Neden olduğu bilinmez, içimde bir duraksama var. Bunun nedeni belki Asiye ile küs olmam, belki Cenk ile hiç konuşmamamız ve belki de Not Defteri'nden hiç mesaj alamamam ya da atmamam... İnanın ki hiçbir fikrim yok.

Sıkılmam sayesinde evden ayrılmaya karar verdim. Siyah kot pantolon, üzerine siyah ve salaş bir t-shitrt ve siyah kapüşonlu ceket giydim. Ceketinin şapkasını, dışarıya çıkınca takmam gerektiğini aklıma not ederek anneme haber vermek için salona doğru ilerlemeye başladım. Salona vardığımda annem uyuyordu, onu uyandırmak istemedim.
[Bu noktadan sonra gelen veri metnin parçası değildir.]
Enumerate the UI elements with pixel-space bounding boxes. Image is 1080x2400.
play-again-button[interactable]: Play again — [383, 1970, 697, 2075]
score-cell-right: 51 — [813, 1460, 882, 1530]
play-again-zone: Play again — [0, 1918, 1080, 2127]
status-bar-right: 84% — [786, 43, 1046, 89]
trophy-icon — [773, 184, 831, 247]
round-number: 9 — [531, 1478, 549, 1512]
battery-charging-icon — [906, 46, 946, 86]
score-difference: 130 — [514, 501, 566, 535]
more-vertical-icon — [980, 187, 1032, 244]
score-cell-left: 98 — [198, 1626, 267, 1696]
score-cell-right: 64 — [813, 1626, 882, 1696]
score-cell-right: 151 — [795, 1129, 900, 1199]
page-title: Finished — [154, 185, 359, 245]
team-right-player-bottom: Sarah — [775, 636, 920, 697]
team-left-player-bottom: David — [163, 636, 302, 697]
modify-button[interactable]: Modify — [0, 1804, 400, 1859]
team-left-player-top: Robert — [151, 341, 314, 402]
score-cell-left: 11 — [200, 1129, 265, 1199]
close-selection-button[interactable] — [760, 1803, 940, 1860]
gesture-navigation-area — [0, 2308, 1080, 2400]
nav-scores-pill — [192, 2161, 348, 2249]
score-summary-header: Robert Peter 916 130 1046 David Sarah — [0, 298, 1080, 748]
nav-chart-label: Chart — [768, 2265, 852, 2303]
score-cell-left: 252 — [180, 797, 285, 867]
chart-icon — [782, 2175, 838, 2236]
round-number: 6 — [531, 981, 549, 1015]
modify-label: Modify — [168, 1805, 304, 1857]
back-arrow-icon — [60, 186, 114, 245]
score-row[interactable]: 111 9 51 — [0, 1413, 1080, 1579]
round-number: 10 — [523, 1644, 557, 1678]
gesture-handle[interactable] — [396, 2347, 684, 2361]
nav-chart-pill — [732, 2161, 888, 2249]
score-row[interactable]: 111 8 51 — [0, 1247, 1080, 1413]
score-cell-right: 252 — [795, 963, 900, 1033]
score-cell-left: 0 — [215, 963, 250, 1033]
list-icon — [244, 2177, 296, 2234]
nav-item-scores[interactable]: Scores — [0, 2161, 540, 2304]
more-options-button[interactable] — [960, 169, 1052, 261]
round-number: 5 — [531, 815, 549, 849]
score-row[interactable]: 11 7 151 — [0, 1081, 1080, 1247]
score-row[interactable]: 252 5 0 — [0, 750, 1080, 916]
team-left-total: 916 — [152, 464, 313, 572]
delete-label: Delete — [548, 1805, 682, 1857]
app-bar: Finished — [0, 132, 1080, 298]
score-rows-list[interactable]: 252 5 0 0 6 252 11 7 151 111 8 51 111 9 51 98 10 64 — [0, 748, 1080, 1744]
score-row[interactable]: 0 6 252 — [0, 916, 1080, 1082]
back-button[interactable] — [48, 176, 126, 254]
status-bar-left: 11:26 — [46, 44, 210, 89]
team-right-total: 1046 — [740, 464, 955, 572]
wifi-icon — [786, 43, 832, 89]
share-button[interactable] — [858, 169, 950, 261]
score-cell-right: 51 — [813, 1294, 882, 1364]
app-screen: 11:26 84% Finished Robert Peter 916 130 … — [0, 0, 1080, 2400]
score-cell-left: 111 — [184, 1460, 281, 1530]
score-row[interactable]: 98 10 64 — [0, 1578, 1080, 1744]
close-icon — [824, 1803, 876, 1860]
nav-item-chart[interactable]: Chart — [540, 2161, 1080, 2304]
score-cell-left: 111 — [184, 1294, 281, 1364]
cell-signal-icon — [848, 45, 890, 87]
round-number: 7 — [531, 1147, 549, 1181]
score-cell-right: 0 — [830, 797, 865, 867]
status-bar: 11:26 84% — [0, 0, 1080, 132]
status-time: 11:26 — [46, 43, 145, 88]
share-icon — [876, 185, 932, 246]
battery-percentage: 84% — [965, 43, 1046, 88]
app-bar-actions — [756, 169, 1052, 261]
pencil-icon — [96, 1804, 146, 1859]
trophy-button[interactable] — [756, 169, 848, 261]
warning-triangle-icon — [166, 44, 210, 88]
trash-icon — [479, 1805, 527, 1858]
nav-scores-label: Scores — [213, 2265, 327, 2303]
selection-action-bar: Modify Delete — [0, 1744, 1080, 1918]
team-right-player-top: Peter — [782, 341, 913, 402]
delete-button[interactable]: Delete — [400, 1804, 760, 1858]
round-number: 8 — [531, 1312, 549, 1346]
Evde (olmayan) babamı saf saf aramaya başladım ve evin tamamında babamı aradıktan sonra manyak kafama babamın evde olmadığı dank etti. Aniden odama koştum,  masadan bir kalem ve küçük not kağıdı aldım. İçeri geçtim ve orta sehpanın üzerinde kağıda annemin benden bihaber olmaması için nereye gideceğimi yazdım.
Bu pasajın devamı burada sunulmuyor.